MOMMY

Auteur : Xavier Dolan nait à Montréal le 20 mars 1989. Il commence très tôt une carrière d’acteur. Il joue dans un long métrage J’en suis (1997), puis dans La forteresse suspendue (2001) et dans Suzie (2009). Premier long métrage en 2009 : J’ai tué ma mère, présenté à la Quinzaine des réalisateurs à Cannes. En 2010, retour à Cannes avec Les amours imaginaires (Un certain regard). Puis Laurence Anyways en 2012, présenté également à Cannes (Un certain regard). En 2014 son film Tom à la ferme, remporte le prix Fipresci au festival de Venise, et Mommy, présenté cette fois en sélection officielle au festival de Cannes, remporte le Prix du Jury, ex-æquo avec Jean-Luc Godard.
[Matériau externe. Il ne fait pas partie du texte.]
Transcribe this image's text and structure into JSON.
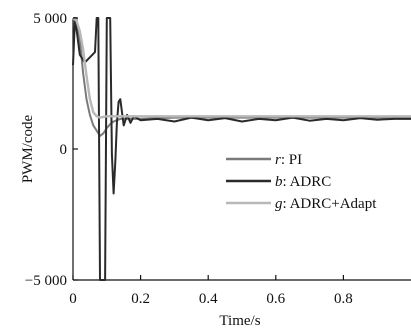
{
  "chart_data": {
    "type": "line",
    "title": "",
    "xlabel": "Time/s",
    "ylabel": "PWM/code",
    "xlim": [
      0,
      1.0
    ],
    "ylim": [
      -5000,
      5000
    ],
    "x_ticks": [
      0,
      0.2,
      0.4,
      0.6,
      0.8
    ],
    "x_tick_labels": [
      "0",
      "0.2",
      "0.4",
      "0.6",
      "0.8"
    ],
    "y_ticks": [
      5000,
      0,
      -5000
    ],
    "y_tick_labels": [
      "5 000",
      "0",
      "−5 000"
    ],
    "grid": false,
    "legend_position": "right",
    "series": [
      {
        "name": "PI",
        "symbol": "r",
        "color": "#7a7a7a",
        "x": [
          0.0,
          0.01,
          0.02,
          0.03,
          0.04,
          0.05,
          0.06,
          0.07,
          0.08,
          0.09,
          0.1,
          0.11,
          0.12,
          0.13,
          0.14,
          0.16,
          0.2,
          0.3,
          0.4,
          0.5,
          0.6,
          0.7,
          0.8,
          0.9,
          1.0
        ],
        "values": [
          5000,
          5000,
          4200,
          2900,
          1900,
          1300,
          900,
          700,
          500,
          600,
          800,
          950,
          1050,
          1100,
          1150,
          1150,
          1150,
          1200,
          1200,
          1200,
          1200,
          1200,
          1200,
          1200,
          1200
        ]
      },
      {
        "name": "ADRC",
        "symbol": "b",
        "color": "#2a2a2a",
        "x": [
          0.0,
          0.006,
          0.012,
          0.02,
          0.035,
          0.05,
          0.065,
          0.07,
          0.075,
          0.08,
          0.085,
          0.09,
          0.095,
          0.1,
          0.105,
          0.11,
          0.115,
          0.12,
          0.125,
          0.13,
          0.135,
          0.14,
          0.145,
          0.15,
          0.16,
          0.17,
          0.18,
          0.2,
          0.25,
          0.3,
          0.35,
          0.4,
          0.45,
          0.5,
          0.55,
          0.6,
          0.65,
          0.7,
          0.75,
          0.8,
          0.85,
          0.9,
          0.95,
          1.0
        ],
        "values": [
          3200,
          5000,
          4400,
          3600,
          3300,
          3500,
          3700,
          5000,
          5000,
          -5000,
          -5000,
          -5000,
          -5000,
          5000,
          5000,
          5000,
          -200,
          -1700,
          -500,
          1000,
          1800,
          1900,
          1400,
          900,
          1300,
          1000,
          1250,
          1100,
          1150,
          1050,
          1200,
          1100,
          1180,
          1050,
          1150,
          1100,
          1200,
          1080,
          1150,
          1100,
          1180,
          1120,
          1150,
          1150
        ]
      },
      {
        "name": "ADRC+Adapt",
        "symbol": "g",
        "color": "#b8b8b8",
        "x": [
          0.0,
          0.01,
          0.02,
          0.03,
          0.04,
          0.05,
          0.06,
          0.07,
          0.08,
          0.1,
          0.15,
          0.2,
          0.3,
          0.4,
          0.5,
          0.6,
          0.7,
          0.8,
          0.9,
          1.0
        ],
        "values": [
          5000,
          4900,
          4500,
          3800,
          2800,
          1900,
          1400,
          1250,
          1200,
          1250,
          1250,
          1250,
          1250,
          1250,
          1250,
          1250,
          1250,
          1250,
          1250,
          1250
        ]
      }
    ]
  }
}
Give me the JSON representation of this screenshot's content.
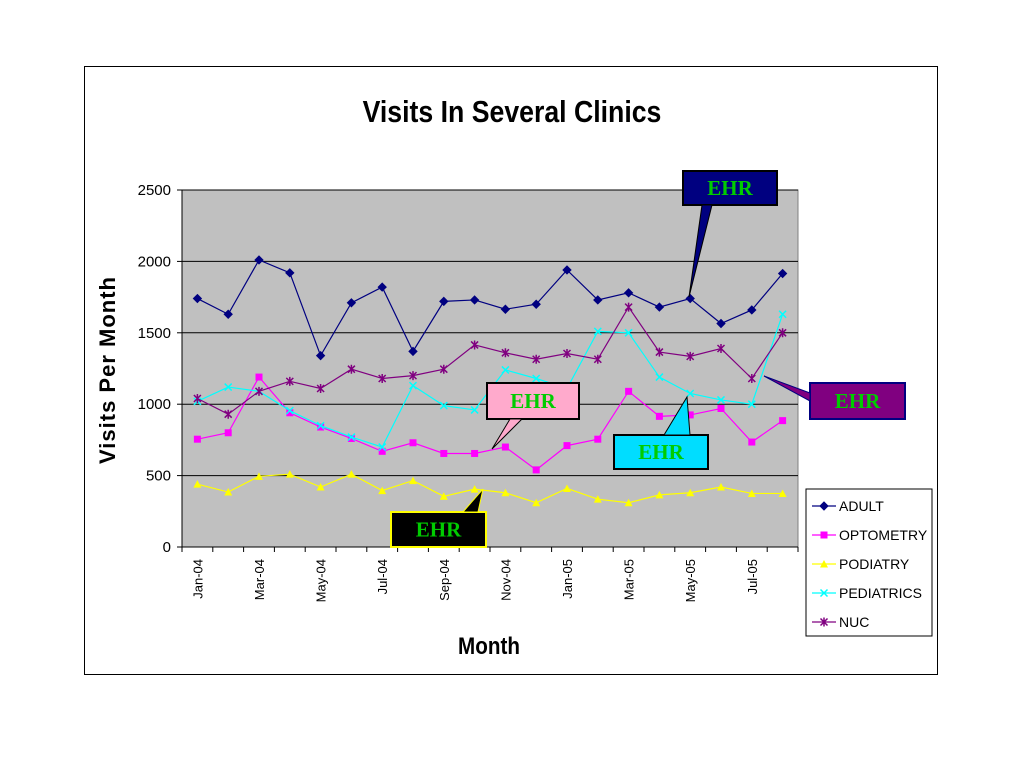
{
  "chart_data": {
    "type": "line",
    "title": "Visits In Several Clinics",
    "xlabel": "Month",
    "ylabel": "Visits Per Month",
    "ylim": [
      0,
      2500
    ],
    "yticks": [
      "0",
      "500",
      "1000",
      "1500",
      "2000",
      "2500"
    ],
    "xtick_labels": [
      "Jan-04",
      "Mar-04",
      "May-04",
      "Jul-04",
      "Sep-04",
      "Nov-04",
      "Jan-05",
      "Mar-05",
      "May-05",
      "Jul-05"
    ],
    "categories": [
      "Jan-04",
      "Feb-04",
      "Mar-04",
      "Apr-04",
      "May-04",
      "Jun-04",
      "Jul-04",
      "Aug-04",
      "Sep-04",
      "Oct-04",
      "Nov-04",
      "Dec-04",
      "Jan-05",
      "Feb-05",
      "Mar-05",
      "Apr-05",
      "May-05",
      "Jun-05",
      "Jul-05",
      "Aug-05"
    ],
    "grid": true,
    "background": "#c0c0c0",
    "legend_position": "right",
    "series": [
      {
        "name": "ADULT",
        "color": "#000080",
        "marker": "diamond",
        "values": [
          1740,
          1630,
          2010,
          1920,
          1340,
          1710,
          1820,
          1370,
          1720,
          1730,
          1665,
          1700,
          1940,
          1730,
          1780,
          1680,
          1740,
          1565,
          1660,
          1915
        ]
      },
      {
        "name": "OPTOMETRY",
        "color": "#ff00ff",
        "marker": "square",
        "values": [
          755,
          800,
          1190,
          940,
          840,
          760,
          670,
          730,
          655,
          655,
          700,
          540,
          710,
          755,
          1090,
          915,
          925,
          970,
          735,
          885
        ]
      },
      {
        "name": "PODIATRY",
        "color": "#ffff00",
        "marker": "triangle",
        "values": [
          440,
          385,
          495,
          510,
          420,
          510,
          395,
          465,
          355,
          405,
          380,
          310,
          410,
          335,
          310,
          365,
          380,
          420,
          375,
          375
        ]
      },
      {
        "name": "PEDIATRICS",
        "color": "#00ffff",
        "marker": "x",
        "values": [
          1020,
          1120,
          1090,
          955,
          850,
          770,
          700,
          1130,
          990,
          960,
          1240,
          1180,
          1110,
          1510,
          1500,
          1190,
          1075,
          1030,
          1000,
          1630
        ]
      },
      {
        "name": "NUC",
        "color": "#800080",
        "marker": "star",
        "values": [
          1040,
          930,
          1090,
          1160,
          1110,
          1245,
          1180,
          1200,
          1245,
          1415,
          1360,
          1315,
          1355,
          1315,
          1680,
          1365,
          1335,
          1390,
          1180,
          1500
        ]
      }
    ],
    "annotations": [
      {
        "label": "EHR",
        "fill": "#000080",
        "border": "#000000",
        "text_color": "#00cc00"
      },
      {
        "label": "EHR",
        "fill": "#ffaacc",
        "border": "#000000",
        "text_color": "#00cc00"
      },
      {
        "label": "EHR",
        "fill": "#00ddff",
        "border": "#000000",
        "text_color": "#00cc00"
      },
      {
        "label": "EHR",
        "fill": "#800080",
        "border": "#000080",
        "text_color": "#00cc00"
      },
      {
        "label": "EHR",
        "fill": "#000000",
        "border": "#ffff00",
        "text_color": "#00cc00"
      }
    ]
  }
}
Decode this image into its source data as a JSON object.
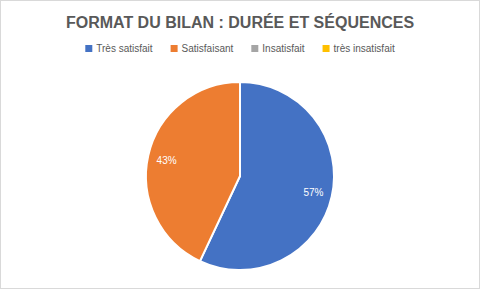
{
  "chart_data": {
    "type": "pie",
    "title": "FORMAT DU BILAN : DURÉE ET SÉQUENCES",
    "categories": [
      "Très satisfait",
      "Satisfaisant",
      "Insatisfait",
      "très insatisfait"
    ],
    "values": [
      57,
      43,
      0,
      0
    ],
    "value_labels": [
      "57%",
      "43%",
      null,
      null
    ],
    "colors": [
      "#4472c4",
      "#ed7d31",
      "#a5a5a5",
      "#ffc000"
    ],
    "legend": "top",
    "data_labels": true
  }
}
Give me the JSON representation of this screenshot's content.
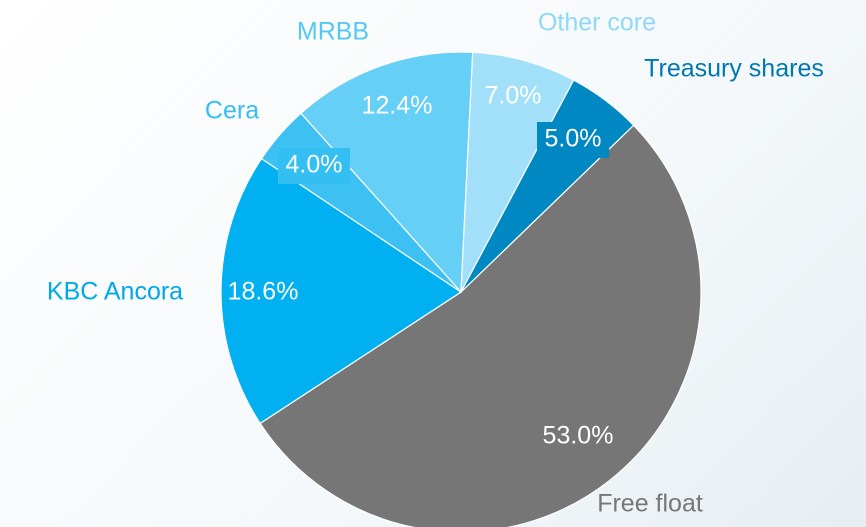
{
  "chart_data": {
    "type": "pie",
    "categories": [
      "Free float",
      "KBC Ancora",
      "Cera",
      "MRBB",
      "Other core",
      "Treasury shares"
    ],
    "values": [
      53.0,
      18.6,
      4.0,
      12.4,
      7.0,
      5.0
    ],
    "value_labels": [
      "53.0%",
      "18.6%",
      "4.0%",
      "12.4%",
      "7.0%",
      "5.0%"
    ],
    "colors": [
      "#767676",
      "#00b0f0",
      "#3dc0f2",
      "#66cff6",
      "#a2e0fa",
      "#0088c2"
    ]
  }
}
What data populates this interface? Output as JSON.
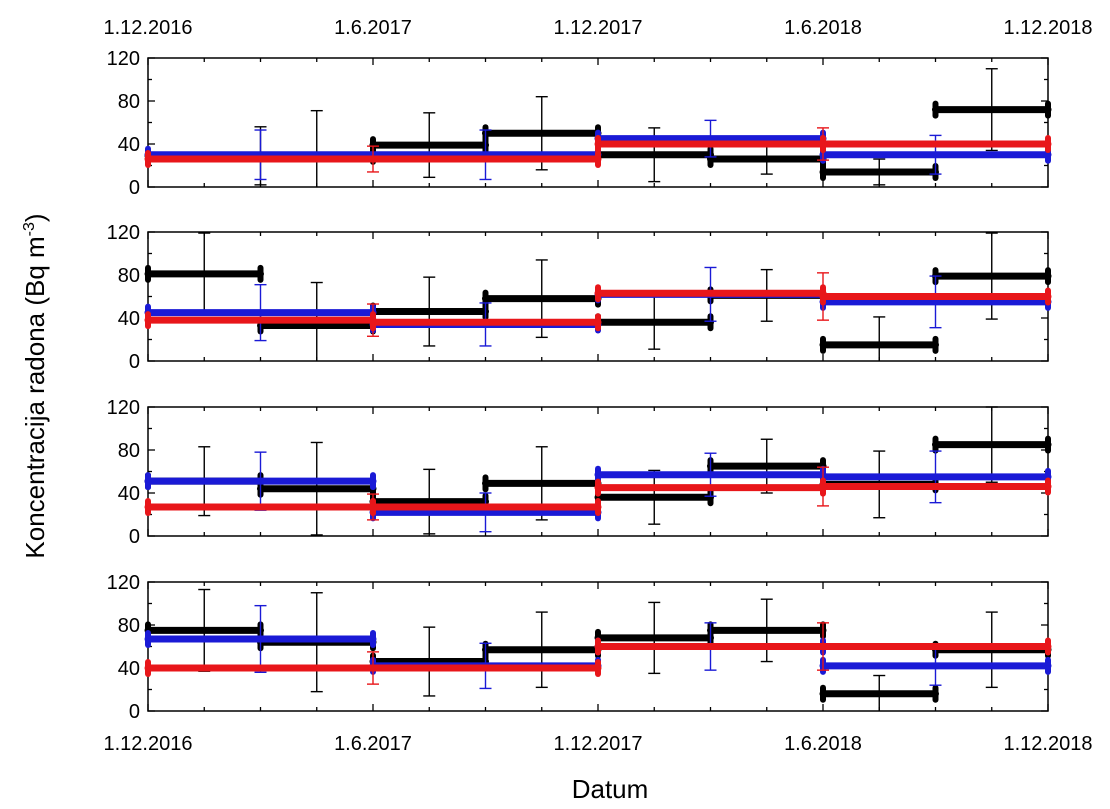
{
  "chart_data": {
    "type": "step-errorbar",
    "xlabel": "Datum",
    "ylabel": "Koncentracija radona (Bq m",
    "ylabel_sup": "-3",
    "ylabel_close": ")",
    "x_ticks": [
      "1.12.2016",
      "1.6.2017",
      "1.12.2017",
      "1.6.2018",
      "1.12.2018"
    ],
    "y_ticks": [
      "0",
      "40",
      "80",
      "120"
    ],
    "ylim": [
      0,
      120
    ],
    "x_period_starts": [
      "1.12.2016",
      "15.3.2017",
      "1.6.2017",
      "15.9.2017",
      "1.12.2017",
      "15.3.2018",
      "1.6.2018",
      "15.9.2018",
      "1.12.2018"
    ],
    "series_colors": {
      "black": "#000000",
      "blue": "#1a1ad6",
      "red": "#e8161a"
    },
    "panels": [
      {
        "series": [
          {
            "color": "black",
            "segments": [
              [
                0,
                2,
                29
              ],
              [
                2,
                3,
                39
              ],
              [
                3,
                4,
                50
              ],
              [
                4,
                5,
                30
              ],
              [
                5,
                6,
                26
              ],
              [
                6,
                7,
                14
              ],
              [
                7,
                8,
                72
              ]
            ],
            "errors": [
              [
                1,
                29,
                27
              ],
              [
                1.5,
                29,
                42
              ],
              [
                2.5,
                39,
                30
              ],
              [
                3.5,
                50,
                34
              ],
              [
                4.5,
                30,
                25
              ],
              [
                5.5,
                26,
                14
              ],
              [
                6.5,
                14,
                12
              ],
              [
                7.5,
                72,
                38
              ]
            ]
          },
          {
            "color": "blue",
            "segments": [
              [
                0,
                4,
                30
              ],
              [
                4,
                6,
                45
              ],
              [
                6,
                8,
                30
              ]
            ],
            "errors": [
              [
                1,
                30,
                23
              ],
              [
                3,
                30,
                23
              ],
              [
                5,
                45,
                17
              ],
              [
                7,
                30,
                18
              ]
            ]
          },
          {
            "color": "red",
            "segments": [
              [
                0,
                4,
                26
              ],
              [
                4,
                6,
                40
              ],
              [
                6,
                8,
                40
              ]
            ],
            "errors": [
              [
                2,
                26,
                12
              ],
              [
                6,
                40,
                15
              ]
            ]
          }
        ]
      },
      {
        "series": [
          {
            "color": "black",
            "segments": [
              [
                0,
                1,
                81
              ],
              [
                1,
                2,
                33
              ],
              [
                2,
                3,
                46
              ],
              [
                3,
                4,
                58
              ],
              [
                4,
                5,
                36
              ],
              [
                5,
                6,
                61
              ],
              [
                6,
                7,
                15
              ],
              [
                7,
                8,
                79
              ]
            ],
            "errors": [
              [
                0.5,
                81,
                38
              ],
              [
                1.5,
                33,
                40
              ],
              [
                2.5,
                46,
                32
              ],
              [
                3.5,
                58,
                36
              ],
              [
                4.5,
                36,
                25
              ],
              [
                5.5,
                61,
                24
              ],
              [
                6.5,
                15,
                26
              ],
              [
                7.5,
                79,
                40
              ]
            ]
          },
          {
            "color": "blue",
            "segments": [
              [
                0,
                2,
                45
              ],
              [
                2,
                4,
                34
              ],
              [
                4,
                6,
                62
              ],
              [
                6,
                8,
                55
              ]
            ],
            "errors": [
              [
                1,
                45,
                26
              ],
              [
                3,
                34,
                20
              ],
              [
                5,
                62,
                25
              ],
              [
                7,
                55,
                24
              ]
            ]
          },
          {
            "color": "red",
            "segments": [
              [
                0,
                2,
                38
              ],
              [
                2,
                4,
                36
              ],
              [
                4,
                6,
                63
              ],
              [
                6,
                8,
                60
              ]
            ],
            "errors": [
              [
                2,
                38,
                15
              ],
              [
                6,
                60,
                22
              ]
            ]
          }
        ]
      },
      {
        "series": [
          {
            "color": "black",
            "segments": [
              [
                0,
                1,
                51
              ],
              [
                1,
                2,
                44
              ],
              [
                2,
                3,
                32
              ],
              [
                3,
                4,
                49
              ],
              [
                4,
                5,
                36
              ],
              [
                5,
                6,
                65
              ],
              [
                6,
                7,
                48
              ],
              [
                7,
                8,
                85
              ]
            ],
            "errors": [
              [
                0.5,
                51,
                32
              ],
              [
                1.5,
                44,
                43
              ],
              [
                2.5,
                32,
                30
              ],
              [
                3.5,
                49,
                34
              ],
              [
                4.5,
                36,
                25
              ],
              [
                5.5,
                65,
                25
              ],
              [
                6.5,
                48,
                31
              ],
              [
                7.5,
                85,
                35
              ]
            ]
          },
          {
            "color": "blue",
            "segments": [
              [
                0,
                2,
                51
              ],
              [
                2,
                4,
                22
              ],
              [
                4,
                6,
                57
              ],
              [
                6,
                8,
                55
              ]
            ],
            "errors": [
              [
                1,
                51,
                27
              ],
              [
                3,
                22,
                18
              ],
              [
                5,
                57,
                20
              ],
              [
                7,
                55,
                24
              ]
            ]
          },
          {
            "color": "red",
            "segments": [
              [
                0,
                2,
                27
              ],
              [
                2,
                4,
                27
              ],
              [
                4,
                6,
                45
              ],
              [
                6,
                8,
                46
              ]
            ],
            "errors": [
              [
                2,
                27,
                12
              ],
              [
                6,
                46,
                18
              ]
            ]
          }
        ]
      },
      {
        "series": [
          {
            "color": "black",
            "segments": [
              [
                0,
                1,
                75
              ],
              [
                1,
                2,
                64
              ],
              [
                2,
                3,
                46
              ],
              [
                3,
                4,
                57
              ],
              [
                4,
                5,
                68
              ],
              [
                5,
                6,
                75
              ],
              [
                6,
                7,
                16
              ],
              [
                7,
                8,
                57
              ]
            ],
            "errors": [
              [
                0.5,
                75,
                38
              ],
              [
                1.5,
                64,
                46
              ],
              [
                2.5,
                46,
                32
              ],
              [
                3.5,
                57,
                35
              ],
              [
                4.5,
                68,
                33
              ],
              [
                5.5,
                75,
                29
              ],
              [
                6.5,
                16,
                17
              ],
              [
                7.5,
                57,
                35
              ]
            ]
          },
          {
            "color": "blue",
            "segments": [
              [
                0,
                2,
                67
              ],
              [
                2,
                4,
                42
              ],
              [
                4,
                6,
                60
              ],
              [
                6,
                8,
                42
              ]
            ],
            "errors": [
              [
                1,
                67,
                31
              ],
              [
                3,
                42,
                21
              ],
              [
                5,
                60,
                22
              ],
              [
                7,
                42,
                18
              ]
            ]
          },
          {
            "color": "red",
            "segments": [
              [
                0,
                4,
                40
              ],
              [
                4,
                8,
                60
              ]
            ],
            "errors": [
              [
                2,
                40,
                15
              ],
              [
                6,
                60,
                22
              ]
            ]
          }
        ]
      }
    ]
  }
}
Résumé : Diane, veuve, récupère son fils (16 ans environ) exclu d’un centre pour avoir provoqué un incendie. L’adolescent est violent, impulsif, atteint de troubles graves du comportement et de l’attachement. Ensembles ils tentent de survivre, notamment grâce à l’intervention d’une voisine bègue, Kyla.

Analyse : Les adjectifs fusent : trublion, surdoué, brillant, prodige, génie, petit prince du cinéma … et on serait même tentés d’en rajouter. Ce Mozart du cinéma nous offre du haut de ses vingt cinq ans et après quatre longs métrages qui ne sont pas des essais, un film d’une maturité et d’une intelligence sidérante. Avec l’expérience qu’aurait un juge de la famille en fin de carrière, il nous même au cœur d’une relation mère fils d’une grande complexité et peu banale. Elle, Dié, diminutif de Diane, tatouée, déjantée, haute en couleur, un peu pétasse, sorte de Madame Sans Gêne avec un langage cru et fort peu châtié, d’une vulgarité drôle et attachante quand elle a bu trois bières de trop ; elle se maquille beaucoup, s’habille très sexy avec une audace que l’on reconnaît être celle de son costumier. « Je pense que tout est possible à qui rêve, ose, travaille et n’abandonne jamais » n’a-t-il pas dit lors de la remise de son prix du jury à Cannes ? Lui, Steve, exclu d’un centre d’éducation (ou de rééducation) parce qu’il a provoqué un incendie qui a brulé grièvement un de ses camarades, est atteint de troubles du comportement, de l’attachement, et passe de phases d’une violence paroxystique à des moments de calme et de tendresse, ce qui le rend terriblement attachant. Ces deux là s’aiment mais ne savent pas toujours se le dire. L’intervention d’une voisine, Kyla, rendue bègue par les circonstances de la vie, va mettre de l’huile dans les rouages compliqués de cet amour filial. Elle aussi porte ses blessures et c’est la fusion de ces trois êtres massacrés par la vie qui fait la force de ce film qui nous tient deux heures durant dans la crainte de leur futur et dans l’espoir que l’amour peut tout, comme l’a dit Diane à la personne de l’administration qui, en lui remettant son fils, ne lui laissait guère d’espoir pour son avenir. La musique soigneusement choisie par le réalisateur est constamment présente. Un des plus beaux moments du film, le sommet, est lorsque Dié, Steve et Kyla dansent sur la chanson de Céline Dion On ne change pas faisant ainsi sauter tous les blocages et toutes les réserves.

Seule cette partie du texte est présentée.